Reports of made-up census data and fears of high opt-out rates from the electoral roll should not compromise the integrity of data analysis, argues Paul Gage

Those whose job involves the use of statistical data may have been concerned at two articles in the national press last week. One, about the 2001 UK census, revealed that “civil servants have made up personal details for at least 1 million people” to compensate for gaps in the data. The second concerned the electoral roll and the new “edited register”. Consumers now have the opportunity to opt out of the edited register, the only version of the database that will be available to commercial organisations.

Two things immediately struck me about these articles. First, if the Office for National Statistics (ONS), stalwart of procedural correctness and epitome of trust and reliability, is “inputting” information about individuals, whom, if anyone, can we trust to provide accurate data? At least two per cent of the ONS census data is constructed with a technique described as “experimental”, which has many regulatory and financial implications. What does this say about the rest of its data?

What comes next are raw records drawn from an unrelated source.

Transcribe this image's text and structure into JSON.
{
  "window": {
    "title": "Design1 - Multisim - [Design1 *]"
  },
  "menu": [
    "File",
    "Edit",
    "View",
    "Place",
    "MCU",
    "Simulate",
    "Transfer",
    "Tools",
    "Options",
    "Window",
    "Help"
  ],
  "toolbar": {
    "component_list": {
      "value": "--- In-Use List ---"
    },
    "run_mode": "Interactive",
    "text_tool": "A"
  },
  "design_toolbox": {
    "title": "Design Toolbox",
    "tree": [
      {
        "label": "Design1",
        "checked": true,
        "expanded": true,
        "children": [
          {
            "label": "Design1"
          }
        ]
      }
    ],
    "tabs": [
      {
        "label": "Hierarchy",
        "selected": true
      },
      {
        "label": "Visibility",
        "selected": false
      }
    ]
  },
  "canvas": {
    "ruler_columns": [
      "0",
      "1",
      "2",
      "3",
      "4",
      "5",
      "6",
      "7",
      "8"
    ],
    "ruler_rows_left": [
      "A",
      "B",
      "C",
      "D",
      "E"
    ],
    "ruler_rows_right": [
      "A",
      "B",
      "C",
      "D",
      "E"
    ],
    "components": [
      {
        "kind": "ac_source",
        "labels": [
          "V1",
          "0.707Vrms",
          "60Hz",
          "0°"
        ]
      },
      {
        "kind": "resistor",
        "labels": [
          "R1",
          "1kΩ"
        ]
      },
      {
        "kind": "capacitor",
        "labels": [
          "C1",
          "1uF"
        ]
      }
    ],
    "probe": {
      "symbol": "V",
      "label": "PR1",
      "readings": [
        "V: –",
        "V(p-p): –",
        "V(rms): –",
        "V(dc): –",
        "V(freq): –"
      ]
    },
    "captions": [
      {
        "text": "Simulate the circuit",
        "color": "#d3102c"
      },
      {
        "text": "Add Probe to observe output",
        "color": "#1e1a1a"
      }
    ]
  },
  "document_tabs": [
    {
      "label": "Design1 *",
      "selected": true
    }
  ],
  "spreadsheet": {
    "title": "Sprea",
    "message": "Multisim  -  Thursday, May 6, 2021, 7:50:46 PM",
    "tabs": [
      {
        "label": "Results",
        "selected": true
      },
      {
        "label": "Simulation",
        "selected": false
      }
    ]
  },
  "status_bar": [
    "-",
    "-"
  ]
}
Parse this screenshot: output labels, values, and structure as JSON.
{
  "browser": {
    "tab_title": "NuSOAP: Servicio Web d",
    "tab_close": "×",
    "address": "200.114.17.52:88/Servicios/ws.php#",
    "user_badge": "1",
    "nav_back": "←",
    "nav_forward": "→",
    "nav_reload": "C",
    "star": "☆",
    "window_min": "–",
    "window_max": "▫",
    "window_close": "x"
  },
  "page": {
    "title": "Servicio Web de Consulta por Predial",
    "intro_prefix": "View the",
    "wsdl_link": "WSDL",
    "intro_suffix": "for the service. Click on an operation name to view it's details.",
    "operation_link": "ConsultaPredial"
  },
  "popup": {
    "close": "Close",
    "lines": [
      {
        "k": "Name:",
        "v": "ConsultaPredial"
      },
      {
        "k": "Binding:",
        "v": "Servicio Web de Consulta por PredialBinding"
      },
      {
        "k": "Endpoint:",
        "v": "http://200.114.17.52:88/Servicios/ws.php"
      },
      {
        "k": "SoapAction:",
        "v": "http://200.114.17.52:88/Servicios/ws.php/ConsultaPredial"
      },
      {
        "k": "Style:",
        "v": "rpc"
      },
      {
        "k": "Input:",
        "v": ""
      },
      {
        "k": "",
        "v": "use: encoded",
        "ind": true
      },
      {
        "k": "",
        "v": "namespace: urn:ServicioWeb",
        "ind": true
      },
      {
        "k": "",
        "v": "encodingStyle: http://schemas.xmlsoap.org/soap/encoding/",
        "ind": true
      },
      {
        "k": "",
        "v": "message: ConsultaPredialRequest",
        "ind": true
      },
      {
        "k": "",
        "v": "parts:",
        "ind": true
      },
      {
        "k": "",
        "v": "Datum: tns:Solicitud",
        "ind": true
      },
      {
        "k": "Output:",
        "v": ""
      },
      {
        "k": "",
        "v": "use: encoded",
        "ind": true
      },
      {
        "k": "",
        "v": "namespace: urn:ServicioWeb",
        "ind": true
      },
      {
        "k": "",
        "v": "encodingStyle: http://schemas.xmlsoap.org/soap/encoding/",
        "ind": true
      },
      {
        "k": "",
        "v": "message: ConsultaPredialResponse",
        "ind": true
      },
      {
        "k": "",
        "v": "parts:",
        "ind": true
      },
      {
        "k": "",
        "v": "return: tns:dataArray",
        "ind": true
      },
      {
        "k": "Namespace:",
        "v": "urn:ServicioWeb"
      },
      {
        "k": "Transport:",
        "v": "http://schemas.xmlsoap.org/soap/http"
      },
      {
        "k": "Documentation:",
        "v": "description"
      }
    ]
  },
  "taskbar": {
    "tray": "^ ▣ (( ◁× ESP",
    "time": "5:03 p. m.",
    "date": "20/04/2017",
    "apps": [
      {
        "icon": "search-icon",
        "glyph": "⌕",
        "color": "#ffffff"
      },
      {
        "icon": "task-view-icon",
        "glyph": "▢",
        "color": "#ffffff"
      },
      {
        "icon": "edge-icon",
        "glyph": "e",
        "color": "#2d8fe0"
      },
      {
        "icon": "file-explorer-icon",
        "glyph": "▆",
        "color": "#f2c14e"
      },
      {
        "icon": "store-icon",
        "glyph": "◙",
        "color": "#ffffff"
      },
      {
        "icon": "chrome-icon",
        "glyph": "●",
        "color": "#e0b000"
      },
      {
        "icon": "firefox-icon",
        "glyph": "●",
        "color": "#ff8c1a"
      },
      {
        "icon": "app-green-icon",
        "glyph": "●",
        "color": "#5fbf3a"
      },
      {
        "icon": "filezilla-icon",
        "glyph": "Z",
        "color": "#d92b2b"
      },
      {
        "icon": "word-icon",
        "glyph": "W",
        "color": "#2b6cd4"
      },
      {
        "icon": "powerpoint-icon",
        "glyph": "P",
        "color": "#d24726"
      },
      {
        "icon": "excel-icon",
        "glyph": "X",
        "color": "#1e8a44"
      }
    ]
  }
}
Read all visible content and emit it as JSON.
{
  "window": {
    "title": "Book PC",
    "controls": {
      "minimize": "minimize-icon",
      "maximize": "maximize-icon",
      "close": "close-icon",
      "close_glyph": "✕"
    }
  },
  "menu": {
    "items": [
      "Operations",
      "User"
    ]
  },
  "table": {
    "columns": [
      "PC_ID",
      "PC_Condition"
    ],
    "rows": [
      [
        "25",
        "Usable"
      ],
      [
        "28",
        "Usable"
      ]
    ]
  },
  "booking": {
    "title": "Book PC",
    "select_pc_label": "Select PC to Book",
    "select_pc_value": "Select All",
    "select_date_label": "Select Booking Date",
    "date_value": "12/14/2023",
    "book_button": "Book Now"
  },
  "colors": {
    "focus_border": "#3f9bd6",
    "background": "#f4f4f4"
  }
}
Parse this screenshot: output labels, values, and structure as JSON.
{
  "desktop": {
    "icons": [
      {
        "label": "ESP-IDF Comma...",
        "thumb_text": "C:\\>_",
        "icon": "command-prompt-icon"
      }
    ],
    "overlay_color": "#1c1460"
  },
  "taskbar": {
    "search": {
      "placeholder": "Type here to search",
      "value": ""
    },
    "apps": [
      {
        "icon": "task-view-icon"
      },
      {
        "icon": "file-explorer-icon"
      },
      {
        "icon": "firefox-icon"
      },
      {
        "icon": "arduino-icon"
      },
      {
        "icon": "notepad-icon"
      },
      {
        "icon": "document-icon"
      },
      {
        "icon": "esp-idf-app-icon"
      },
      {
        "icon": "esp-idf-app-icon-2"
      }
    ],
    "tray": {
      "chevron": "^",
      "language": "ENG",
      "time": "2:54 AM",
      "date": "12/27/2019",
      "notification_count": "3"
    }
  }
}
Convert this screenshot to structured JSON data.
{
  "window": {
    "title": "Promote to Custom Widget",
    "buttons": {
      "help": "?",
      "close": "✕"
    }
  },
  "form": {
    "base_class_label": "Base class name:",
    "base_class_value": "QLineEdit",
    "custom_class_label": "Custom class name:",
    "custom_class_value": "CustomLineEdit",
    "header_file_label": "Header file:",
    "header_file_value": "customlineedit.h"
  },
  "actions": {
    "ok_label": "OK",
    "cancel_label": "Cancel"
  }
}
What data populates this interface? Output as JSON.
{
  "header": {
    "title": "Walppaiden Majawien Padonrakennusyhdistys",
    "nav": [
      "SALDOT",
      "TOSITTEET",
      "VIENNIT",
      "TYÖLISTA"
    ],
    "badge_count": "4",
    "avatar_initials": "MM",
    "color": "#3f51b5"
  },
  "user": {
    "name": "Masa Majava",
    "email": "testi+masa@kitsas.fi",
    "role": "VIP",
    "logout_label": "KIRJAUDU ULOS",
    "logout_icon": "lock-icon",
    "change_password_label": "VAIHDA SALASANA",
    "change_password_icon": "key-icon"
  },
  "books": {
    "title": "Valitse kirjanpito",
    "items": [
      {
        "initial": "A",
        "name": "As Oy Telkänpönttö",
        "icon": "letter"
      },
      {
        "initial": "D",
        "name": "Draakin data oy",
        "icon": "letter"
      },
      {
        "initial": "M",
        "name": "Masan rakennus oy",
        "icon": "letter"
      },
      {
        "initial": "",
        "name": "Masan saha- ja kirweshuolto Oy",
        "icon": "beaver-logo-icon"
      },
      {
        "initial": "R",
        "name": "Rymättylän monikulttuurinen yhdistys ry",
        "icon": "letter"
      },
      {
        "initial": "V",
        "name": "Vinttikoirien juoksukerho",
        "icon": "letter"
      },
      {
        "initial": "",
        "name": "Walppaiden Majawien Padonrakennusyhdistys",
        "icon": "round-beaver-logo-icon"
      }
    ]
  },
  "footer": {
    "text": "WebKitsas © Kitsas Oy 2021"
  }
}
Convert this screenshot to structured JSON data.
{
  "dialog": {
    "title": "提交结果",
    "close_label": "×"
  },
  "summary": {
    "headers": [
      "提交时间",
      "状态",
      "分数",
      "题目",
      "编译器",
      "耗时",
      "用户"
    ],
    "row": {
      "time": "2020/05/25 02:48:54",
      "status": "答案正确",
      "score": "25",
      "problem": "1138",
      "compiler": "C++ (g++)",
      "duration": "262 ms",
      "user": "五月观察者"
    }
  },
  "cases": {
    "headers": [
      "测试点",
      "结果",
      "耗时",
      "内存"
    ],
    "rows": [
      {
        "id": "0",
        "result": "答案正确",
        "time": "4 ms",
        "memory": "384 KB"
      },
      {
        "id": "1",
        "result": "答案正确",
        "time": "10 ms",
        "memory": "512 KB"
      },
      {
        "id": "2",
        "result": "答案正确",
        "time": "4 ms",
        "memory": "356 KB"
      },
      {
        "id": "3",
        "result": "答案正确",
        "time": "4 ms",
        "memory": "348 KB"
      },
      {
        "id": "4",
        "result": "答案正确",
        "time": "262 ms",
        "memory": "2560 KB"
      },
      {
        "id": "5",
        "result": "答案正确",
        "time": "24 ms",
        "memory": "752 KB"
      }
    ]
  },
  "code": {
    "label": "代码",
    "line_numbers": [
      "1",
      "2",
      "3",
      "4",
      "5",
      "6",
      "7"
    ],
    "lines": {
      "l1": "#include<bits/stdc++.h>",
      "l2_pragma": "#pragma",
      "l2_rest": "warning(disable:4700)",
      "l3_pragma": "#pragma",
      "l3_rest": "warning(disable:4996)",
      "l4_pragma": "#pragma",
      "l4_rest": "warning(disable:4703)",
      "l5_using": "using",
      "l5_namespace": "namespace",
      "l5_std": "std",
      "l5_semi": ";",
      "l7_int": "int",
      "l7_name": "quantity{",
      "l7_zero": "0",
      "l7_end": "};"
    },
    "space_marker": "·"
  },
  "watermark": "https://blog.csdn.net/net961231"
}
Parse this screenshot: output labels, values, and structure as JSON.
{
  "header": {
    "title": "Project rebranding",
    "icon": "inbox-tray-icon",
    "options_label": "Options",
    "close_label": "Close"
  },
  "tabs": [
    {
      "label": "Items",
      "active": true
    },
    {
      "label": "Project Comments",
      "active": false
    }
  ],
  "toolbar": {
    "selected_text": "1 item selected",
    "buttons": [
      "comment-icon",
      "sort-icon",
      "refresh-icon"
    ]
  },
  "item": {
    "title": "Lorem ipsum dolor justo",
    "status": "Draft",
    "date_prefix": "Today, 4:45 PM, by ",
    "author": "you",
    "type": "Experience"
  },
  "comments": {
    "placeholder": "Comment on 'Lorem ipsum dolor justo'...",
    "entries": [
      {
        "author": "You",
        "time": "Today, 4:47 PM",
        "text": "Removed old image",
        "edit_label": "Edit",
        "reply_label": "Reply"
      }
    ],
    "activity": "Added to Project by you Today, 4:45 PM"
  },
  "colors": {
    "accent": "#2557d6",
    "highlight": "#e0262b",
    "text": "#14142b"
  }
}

The second point these articles brought home to me was the importance of this data to the Government and direct marketers.

The Government, according to the piece in The Guardian, uses the official regional headcounts to decide on funding levels for schools, GPs and other local services. While it’s fair to say the techniques employed by the ONS will probably give a good representation of reality, the fact remains that fundamental data, on which correct national administration depends, is incomplete.

Direct marketers, and especially companies that depend on the electoral roll for their segmentation products, such as Claritas and Experian, are in a similar position to the Government in that data which is so such fundamental to them is subject to significant limitations. The implications are potentially worse in marketing, given that the opt-out rate is likely to be well over the two per cent level of missing data that concerns the Government. This will doubtless have an impact on the robustness of their models, and the level of confidence that can be drawn from them.

It seems, therefore, that even the most reliable sources turn out to be not completely dependable. The most important data can look deceptively complete. So what data, if any, can be trusted fully and unconditionally?

Well, perhaps this is missing the point. All data-driven marketing purports to be rooted exclusively in fact, but this is not actually the case. Like a model, data are a representation of the world – not the real thing. I would argue, therefore, that no data can be trusted to be fully and unconditionally correct, ever. Rather, trust is best placed in those who use and interpret the data, who are fully aware of all the surrounding implications, and can draw conclusions that are both balanced and intelligent. And, importantly, reached through analysis that is as honest and transparent as possible.

Paul Gage is a data analyst at Carat